R.G. : On ne sait pas comment il a justifié leur disparition. On dit que cet homme a raconté aux voisins qu’il avait envoyé ses filles chez un oncle. C’est une chose que l’entourage est facilement porté à croire. Au Daghestan, la société est très fermée, et c’est encore plus fort dans les villages. Ce qui se passe dans une famille n’en sort pas.
Lenta.ru : Les crimes d’honneur sont-ils caractéristiques du Nord-Caucase seulement ou d’autres régions aussi ?

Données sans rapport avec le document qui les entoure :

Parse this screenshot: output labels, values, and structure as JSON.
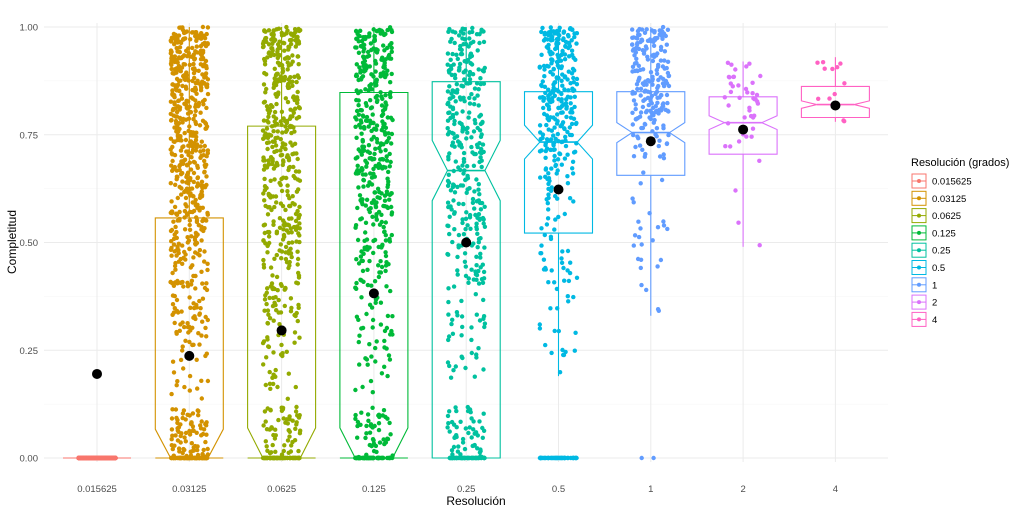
{
  "chart_data": {
    "type": "boxplot",
    "xlabel": "Resolución",
    "ylabel": "Completitud",
    "legend_title": "Resolución (grados)",
    "legend_position": "right",
    "grid": true,
    "ylim": [
      0,
      1
    ],
    "y_ticks": [
      "0.00",
      "0.25",
      "0.50",
      "0.75",
      "1.00"
    ],
    "categories": [
      "0.015625",
      "0.03125",
      "0.0625",
      "0.125",
      "0.25",
      "0.5",
      "1",
      "2",
      "4"
    ],
    "colors": [
      "#F8766D",
      "#D39200",
      "#93AA00",
      "#00BA38",
      "#00C19F",
      "#00B9E3",
      "#619CFF",
      "#DB72FB",
      "#FF61C3"
    ],
    "series": [
      {
        "category": "0.015625",
        "q1": 0.0,
        "median": 0.0,
        "q3": 0.0,
        "whisker_low": 0.0,
        "whisker_high": 0.0,
        "mean": 0.195
      },
      {
        "category": "0.03125",
        "q1": 0.0,
        "median": 0.0,
        "q3": 0.557,
        "whisker_low": 0.0,
        "whisker_high": 1.0,
        "mean": 0.237
      },
      {
        "category": "0.0625",
        "q1": 0.0,
        "median": 0.0,
        "q3": 0.77,
        "whisker_low": 0.0,
        "whisker_high": 1.0,
        "mean": 0.296
      },
      {
        "category": "0.125",
        "q1": 0.0,
        "median": 0.0,
        "q3": 0.848,
        "whisker_low": 0.0,
        "whisker_high": 1.0,
        "mean": 0.382
      },
      {
        "category": "0.25",
        "q1": 0.0,
        "median": 0.667,
        "q3": 0.873,
        "whisker_low": 0.0,
        "whisker_high": 1.0,
        "mean": 0.5
      },
      {
        "category": "0.5",
        "q1": 0.522,
        "median": 0.733,
        "q3": 0.85,
        "whisker_low": 0.19,
        "whisker_high": 1.0,
        "mean": 0.623
      },
      {
        "category": "1",
        "q1": 0.656,
        "median": 0.755,
        "q3": 0.85,
        "whisker_low": 0.33,
        "whisker_high": 1.0,
        "mean": 0.735
      },
      {
        "category": "2",
        "q1": 0.705,
        "median": 0.778,
        "q3": 0.838,
        "whisker_low": 0.49,
        "whisker_high": 0.92,
        "mean": 0.762
      },
      {
        "category": "4",
        "q1": 0.79,
        "median": 0.82,
        "q3": 0.862,
        "whisker_low": 0.78,
        "whisker_high": 0.93,
        "mean": 0.818
      }
    ],
    "points_per_category": [
      900,
      780,
      620,
      560,
      460,
      380,
      240,
      45,
      12
    ]
  }
}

R.G. : Le phénomène existe dans d’autres régions mais est évidemment beaucoup plus fort dans le Caucase du Nord. Le Tatarstan et le Bachkortostan sont devenus plus laïcs, et les crimes d’honneur y ont pratiquement disparu. Dans les montagnes du Nord-Caucase, il faut l’avouer également, ces crimes ne sont plus si fréquents que dans le passé. Les gens ont tendance à résoudre leurs conflits par l’intermédiaire des responsables religieux. Le nombre de demandes qui leur sont adressées a beaucoup augmenté ces dernières années. Nous avons fait un calcul approximatif et, sur une semaine, la seule mosquée de Makhatchkala a reçu 3 000 demandes. C’est un constat positif, les autorités religieuses s’efforcent de réconcilier les gens, d’apaiser les choses.
Lenta.ru : Et la tradition d’enlever les femmes : c’est aussi du droit coutumier ?
R.G. : Exclusivement. La religion a toujours condamné cette pratique. En fait, ce phénomène se manifeste dans toutes les régions où l’on recense une population importante de ressortissants du Nord-Caucase. Parfois, des filles du coin sont enlevées pour être épousées. On rencontre de moins en moins d’incidents de ce type, mais ça ne veut pas dire qu’ils n’existent pas.
Lenta.ru : C’est-à-dire que quand ils s’installent dans d’autres régions, dans des sociétés régies par d’autres normes sociales, culturelles et religieuses, ces gens apportent le droit coutumier avec eux et continuent de vivre selon ses codes ?
R.G. : Bien sûr, c’est de l’export direct ! Prenez les régions du nord de la Sibérie, par exemple, comme Sourgout, Khanty-Mansiïsk ou Nefteïougansk, où l’on trouve une importante population de ressortissants daghestanais et ingouches. Ils forment de véritables villes dans les villes et ils vivent selon leurs lois. Une personne originaire du Nord-Caucase, où qu’elle se trouve, suit les mêmes règles, a une ligne de conduite partout identique.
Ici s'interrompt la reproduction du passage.